Social unrest in the U.S. made all tech companies face our realities — that it takes going beyond a simple social media statement to address the ‘of the moment’ media publicity. To truly make an impact and change for diversity, we all must be intentional as a company on where we stand. Intentional on what we will or will not tolerate (from how we do business to who we do business with). And intentional in ensuring that our company culture and behavior is rooted in empathy for each other. At Genesys, we are intentional in our approach to tackle the systems, processes and policies that have been barriers for many of our underrepresented groups — that goes to reshaping how we hire, where we source for future talent and importantly, in the retention and development of our future leadership. — Kimeko McCoy

By the numbers

It’s no secret that the future of work is changing. Because of the global pandemic, offices closed, making for a boom in remote work opportunities. Meanwhile, workspaces-on-demand saw a major increase. It seems employees have settled into the new normal. 

But new research from AI-powered talent marketplace company Gloat shows that full-time professionals want more opportunities for skill development and growth.
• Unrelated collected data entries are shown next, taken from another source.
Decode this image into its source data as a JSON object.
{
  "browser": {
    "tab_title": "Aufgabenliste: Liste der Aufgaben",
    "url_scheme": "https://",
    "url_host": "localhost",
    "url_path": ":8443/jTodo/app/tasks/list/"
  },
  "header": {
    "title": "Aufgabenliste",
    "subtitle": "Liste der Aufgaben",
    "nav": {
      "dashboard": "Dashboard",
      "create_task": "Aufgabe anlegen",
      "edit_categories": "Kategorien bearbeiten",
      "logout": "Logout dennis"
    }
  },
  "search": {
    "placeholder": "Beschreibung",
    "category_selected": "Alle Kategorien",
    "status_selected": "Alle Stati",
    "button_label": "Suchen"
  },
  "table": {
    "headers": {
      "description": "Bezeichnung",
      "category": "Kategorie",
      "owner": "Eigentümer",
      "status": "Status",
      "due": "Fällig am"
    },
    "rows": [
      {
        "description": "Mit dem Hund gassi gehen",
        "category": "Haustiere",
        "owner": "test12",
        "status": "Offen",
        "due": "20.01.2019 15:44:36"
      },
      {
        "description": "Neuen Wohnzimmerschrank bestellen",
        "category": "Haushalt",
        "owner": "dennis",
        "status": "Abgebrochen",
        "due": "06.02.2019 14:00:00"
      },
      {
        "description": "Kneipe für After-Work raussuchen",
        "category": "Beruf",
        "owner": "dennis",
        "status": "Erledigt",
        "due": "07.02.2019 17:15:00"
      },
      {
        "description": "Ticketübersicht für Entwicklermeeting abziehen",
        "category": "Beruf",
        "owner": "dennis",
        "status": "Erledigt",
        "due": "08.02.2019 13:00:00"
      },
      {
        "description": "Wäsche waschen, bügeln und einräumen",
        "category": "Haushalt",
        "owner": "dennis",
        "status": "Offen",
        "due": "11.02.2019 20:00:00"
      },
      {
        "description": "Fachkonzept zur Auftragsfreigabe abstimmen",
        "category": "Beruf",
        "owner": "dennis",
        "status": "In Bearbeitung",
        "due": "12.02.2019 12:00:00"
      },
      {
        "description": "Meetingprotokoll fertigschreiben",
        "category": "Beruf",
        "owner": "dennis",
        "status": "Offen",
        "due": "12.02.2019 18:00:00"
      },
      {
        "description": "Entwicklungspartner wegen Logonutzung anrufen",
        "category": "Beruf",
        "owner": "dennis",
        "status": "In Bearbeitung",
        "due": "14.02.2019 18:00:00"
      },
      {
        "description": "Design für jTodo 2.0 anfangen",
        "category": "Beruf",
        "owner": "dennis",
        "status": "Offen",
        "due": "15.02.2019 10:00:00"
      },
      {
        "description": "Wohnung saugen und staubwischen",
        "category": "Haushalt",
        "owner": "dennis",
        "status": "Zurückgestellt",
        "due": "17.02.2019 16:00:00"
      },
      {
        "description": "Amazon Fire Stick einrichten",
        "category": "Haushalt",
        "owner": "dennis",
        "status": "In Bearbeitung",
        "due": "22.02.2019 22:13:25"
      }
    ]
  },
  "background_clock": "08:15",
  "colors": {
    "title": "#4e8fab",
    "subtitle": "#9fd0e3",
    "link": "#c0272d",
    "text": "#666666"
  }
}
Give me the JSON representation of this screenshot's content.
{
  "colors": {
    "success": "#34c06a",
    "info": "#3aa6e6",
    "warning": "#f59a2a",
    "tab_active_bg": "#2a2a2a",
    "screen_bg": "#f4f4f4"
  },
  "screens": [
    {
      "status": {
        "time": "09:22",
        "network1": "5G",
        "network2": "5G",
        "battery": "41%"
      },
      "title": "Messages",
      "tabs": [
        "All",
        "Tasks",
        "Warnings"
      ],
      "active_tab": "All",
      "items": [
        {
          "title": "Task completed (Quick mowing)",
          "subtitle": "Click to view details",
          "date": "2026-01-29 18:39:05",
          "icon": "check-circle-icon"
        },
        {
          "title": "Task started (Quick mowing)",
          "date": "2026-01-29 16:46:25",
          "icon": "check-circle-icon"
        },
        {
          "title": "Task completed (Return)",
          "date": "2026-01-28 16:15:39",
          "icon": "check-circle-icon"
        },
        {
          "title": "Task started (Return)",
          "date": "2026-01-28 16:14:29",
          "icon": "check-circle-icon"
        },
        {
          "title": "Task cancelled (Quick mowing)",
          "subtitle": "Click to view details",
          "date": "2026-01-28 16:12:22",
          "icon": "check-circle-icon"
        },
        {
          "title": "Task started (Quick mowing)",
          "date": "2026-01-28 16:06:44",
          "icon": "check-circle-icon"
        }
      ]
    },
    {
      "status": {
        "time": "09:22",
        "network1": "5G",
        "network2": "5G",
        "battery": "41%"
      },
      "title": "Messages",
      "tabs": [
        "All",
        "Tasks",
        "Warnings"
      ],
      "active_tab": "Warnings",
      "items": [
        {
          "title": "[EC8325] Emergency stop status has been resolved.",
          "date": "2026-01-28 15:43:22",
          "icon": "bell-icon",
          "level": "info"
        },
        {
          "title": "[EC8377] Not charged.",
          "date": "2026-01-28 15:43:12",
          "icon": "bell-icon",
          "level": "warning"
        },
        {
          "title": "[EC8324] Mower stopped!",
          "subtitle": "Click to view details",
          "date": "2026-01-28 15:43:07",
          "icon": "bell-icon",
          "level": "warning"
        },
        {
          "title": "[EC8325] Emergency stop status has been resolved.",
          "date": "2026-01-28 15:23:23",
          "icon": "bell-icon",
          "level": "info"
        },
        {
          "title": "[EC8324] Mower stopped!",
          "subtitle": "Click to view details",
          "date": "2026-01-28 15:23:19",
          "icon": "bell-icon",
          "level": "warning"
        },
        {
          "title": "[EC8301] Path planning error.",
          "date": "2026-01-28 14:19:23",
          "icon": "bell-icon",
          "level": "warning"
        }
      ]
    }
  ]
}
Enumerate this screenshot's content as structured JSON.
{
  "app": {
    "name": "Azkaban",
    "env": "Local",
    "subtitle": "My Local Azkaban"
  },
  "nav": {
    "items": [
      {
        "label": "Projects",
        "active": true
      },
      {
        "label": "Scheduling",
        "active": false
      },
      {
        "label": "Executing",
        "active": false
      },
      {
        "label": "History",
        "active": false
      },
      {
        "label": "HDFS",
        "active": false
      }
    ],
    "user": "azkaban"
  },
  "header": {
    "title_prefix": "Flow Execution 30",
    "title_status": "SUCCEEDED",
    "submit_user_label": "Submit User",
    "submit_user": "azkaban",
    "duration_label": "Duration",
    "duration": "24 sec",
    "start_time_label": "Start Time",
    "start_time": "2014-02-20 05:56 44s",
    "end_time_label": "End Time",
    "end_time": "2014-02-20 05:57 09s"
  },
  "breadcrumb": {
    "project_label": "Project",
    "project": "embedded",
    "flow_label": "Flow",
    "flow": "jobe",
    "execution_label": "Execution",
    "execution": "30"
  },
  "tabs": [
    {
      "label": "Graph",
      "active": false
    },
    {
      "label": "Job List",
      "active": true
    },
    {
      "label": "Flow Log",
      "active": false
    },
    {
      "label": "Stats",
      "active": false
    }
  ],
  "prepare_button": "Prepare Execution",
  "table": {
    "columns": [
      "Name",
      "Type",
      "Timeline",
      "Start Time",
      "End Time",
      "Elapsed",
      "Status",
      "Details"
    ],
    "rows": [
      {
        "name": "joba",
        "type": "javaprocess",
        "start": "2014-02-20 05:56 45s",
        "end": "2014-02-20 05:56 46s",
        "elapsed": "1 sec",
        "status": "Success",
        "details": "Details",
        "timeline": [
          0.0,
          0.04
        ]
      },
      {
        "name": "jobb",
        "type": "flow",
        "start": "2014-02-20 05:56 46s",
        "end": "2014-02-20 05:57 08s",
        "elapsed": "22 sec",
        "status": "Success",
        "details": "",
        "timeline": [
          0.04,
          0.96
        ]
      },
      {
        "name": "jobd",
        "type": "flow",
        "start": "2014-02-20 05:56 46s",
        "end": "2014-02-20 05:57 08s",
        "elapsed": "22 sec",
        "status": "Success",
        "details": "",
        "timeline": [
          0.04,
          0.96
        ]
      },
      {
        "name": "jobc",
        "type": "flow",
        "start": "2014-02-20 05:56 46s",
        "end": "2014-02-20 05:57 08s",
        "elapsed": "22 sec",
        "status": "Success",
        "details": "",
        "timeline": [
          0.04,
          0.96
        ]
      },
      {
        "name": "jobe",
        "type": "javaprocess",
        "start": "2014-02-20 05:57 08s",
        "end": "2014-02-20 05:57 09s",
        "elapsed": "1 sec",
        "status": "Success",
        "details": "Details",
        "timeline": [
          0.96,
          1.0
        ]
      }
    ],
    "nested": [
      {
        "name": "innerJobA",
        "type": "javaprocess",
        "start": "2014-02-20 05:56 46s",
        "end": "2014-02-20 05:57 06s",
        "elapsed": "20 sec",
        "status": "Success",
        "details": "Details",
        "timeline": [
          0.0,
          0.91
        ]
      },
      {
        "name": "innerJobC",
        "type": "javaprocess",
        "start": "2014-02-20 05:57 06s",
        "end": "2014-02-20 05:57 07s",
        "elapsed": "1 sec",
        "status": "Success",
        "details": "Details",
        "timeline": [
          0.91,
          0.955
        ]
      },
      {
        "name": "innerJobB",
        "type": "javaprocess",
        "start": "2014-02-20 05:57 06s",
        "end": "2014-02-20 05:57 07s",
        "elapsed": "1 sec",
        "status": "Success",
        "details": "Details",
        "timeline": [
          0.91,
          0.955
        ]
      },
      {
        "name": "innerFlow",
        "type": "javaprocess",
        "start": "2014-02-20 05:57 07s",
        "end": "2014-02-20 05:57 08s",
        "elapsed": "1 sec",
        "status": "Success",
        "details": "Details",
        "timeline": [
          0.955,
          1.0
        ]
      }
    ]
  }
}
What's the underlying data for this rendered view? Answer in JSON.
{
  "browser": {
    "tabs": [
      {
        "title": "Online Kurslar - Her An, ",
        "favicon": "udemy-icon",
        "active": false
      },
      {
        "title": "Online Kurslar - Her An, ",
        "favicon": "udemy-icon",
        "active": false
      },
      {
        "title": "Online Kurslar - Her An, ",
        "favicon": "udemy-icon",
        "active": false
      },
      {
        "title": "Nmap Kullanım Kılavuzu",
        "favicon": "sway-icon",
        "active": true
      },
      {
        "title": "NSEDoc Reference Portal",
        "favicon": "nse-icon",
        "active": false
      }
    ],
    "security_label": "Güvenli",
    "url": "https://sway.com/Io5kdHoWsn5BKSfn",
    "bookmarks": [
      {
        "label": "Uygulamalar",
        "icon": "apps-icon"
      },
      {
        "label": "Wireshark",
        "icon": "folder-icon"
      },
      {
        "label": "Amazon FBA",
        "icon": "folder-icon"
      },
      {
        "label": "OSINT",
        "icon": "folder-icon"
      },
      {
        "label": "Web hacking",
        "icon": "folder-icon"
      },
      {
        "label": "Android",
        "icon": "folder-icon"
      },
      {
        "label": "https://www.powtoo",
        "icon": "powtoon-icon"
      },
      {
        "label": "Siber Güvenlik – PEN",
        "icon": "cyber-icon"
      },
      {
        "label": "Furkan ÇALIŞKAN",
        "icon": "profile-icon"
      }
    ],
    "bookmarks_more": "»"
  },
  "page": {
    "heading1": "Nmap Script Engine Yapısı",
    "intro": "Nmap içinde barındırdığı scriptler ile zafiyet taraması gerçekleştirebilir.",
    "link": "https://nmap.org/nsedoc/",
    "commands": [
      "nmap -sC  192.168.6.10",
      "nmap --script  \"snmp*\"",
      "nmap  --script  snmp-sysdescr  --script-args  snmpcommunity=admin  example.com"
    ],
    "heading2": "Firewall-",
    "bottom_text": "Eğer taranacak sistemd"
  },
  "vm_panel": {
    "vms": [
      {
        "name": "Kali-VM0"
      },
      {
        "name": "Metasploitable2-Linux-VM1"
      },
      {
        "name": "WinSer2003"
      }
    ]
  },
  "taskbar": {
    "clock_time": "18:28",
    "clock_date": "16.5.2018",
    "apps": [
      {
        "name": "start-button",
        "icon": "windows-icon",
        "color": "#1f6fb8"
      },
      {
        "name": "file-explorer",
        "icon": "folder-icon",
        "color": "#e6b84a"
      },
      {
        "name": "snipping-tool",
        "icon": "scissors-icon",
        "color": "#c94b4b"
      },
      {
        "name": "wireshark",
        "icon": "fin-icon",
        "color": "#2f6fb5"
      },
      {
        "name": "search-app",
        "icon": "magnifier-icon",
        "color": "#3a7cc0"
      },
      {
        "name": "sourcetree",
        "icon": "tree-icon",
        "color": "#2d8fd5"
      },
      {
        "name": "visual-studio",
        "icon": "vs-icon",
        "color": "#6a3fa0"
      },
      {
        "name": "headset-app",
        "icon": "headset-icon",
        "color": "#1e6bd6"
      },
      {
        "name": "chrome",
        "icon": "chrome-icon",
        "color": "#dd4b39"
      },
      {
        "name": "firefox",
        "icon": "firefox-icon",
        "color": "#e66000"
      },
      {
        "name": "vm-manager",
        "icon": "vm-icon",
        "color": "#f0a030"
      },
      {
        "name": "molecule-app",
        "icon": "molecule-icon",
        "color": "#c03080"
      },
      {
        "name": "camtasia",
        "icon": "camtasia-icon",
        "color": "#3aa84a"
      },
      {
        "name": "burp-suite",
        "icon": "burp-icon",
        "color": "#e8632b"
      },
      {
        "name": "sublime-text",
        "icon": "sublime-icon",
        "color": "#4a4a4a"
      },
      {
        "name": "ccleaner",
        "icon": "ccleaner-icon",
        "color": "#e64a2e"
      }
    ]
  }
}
Find the breakdown below:

  • 88% say learning new skills on the job is somewhat to very important
  • Women say they’d prefer to learn a new skill on the job by learning hands-on with experience (51.3% vs 38.5%) while men prefer taking an online course/training (21.8% vs 13.6%)
  • The #1 thing people want to change in today’s work environment is the opportunity to learn new skills hands-on (23%), above having their voice heard (17%), having downtime respected (19%), and having better managers (12%)
  • A majority (67%) want to learn either through hands-on experience or mentorship rather than a course or training (33%) — Kimeko McCoy

Quote of the week

“The resources marketers have been investing heavily into CRM and ‘data lake’ solutions won’t be able to show the positive ROI marketers were counting on. Strategies will adjust in due time, but there’s a good chance the current lift marketers see from iOS traffic will never be captured again.”

Ben Holmes, svp of performance and exchange at AdColony, told senior brands editor Seb Joseph for his piece on the winners and losers of Apple’s privacy change.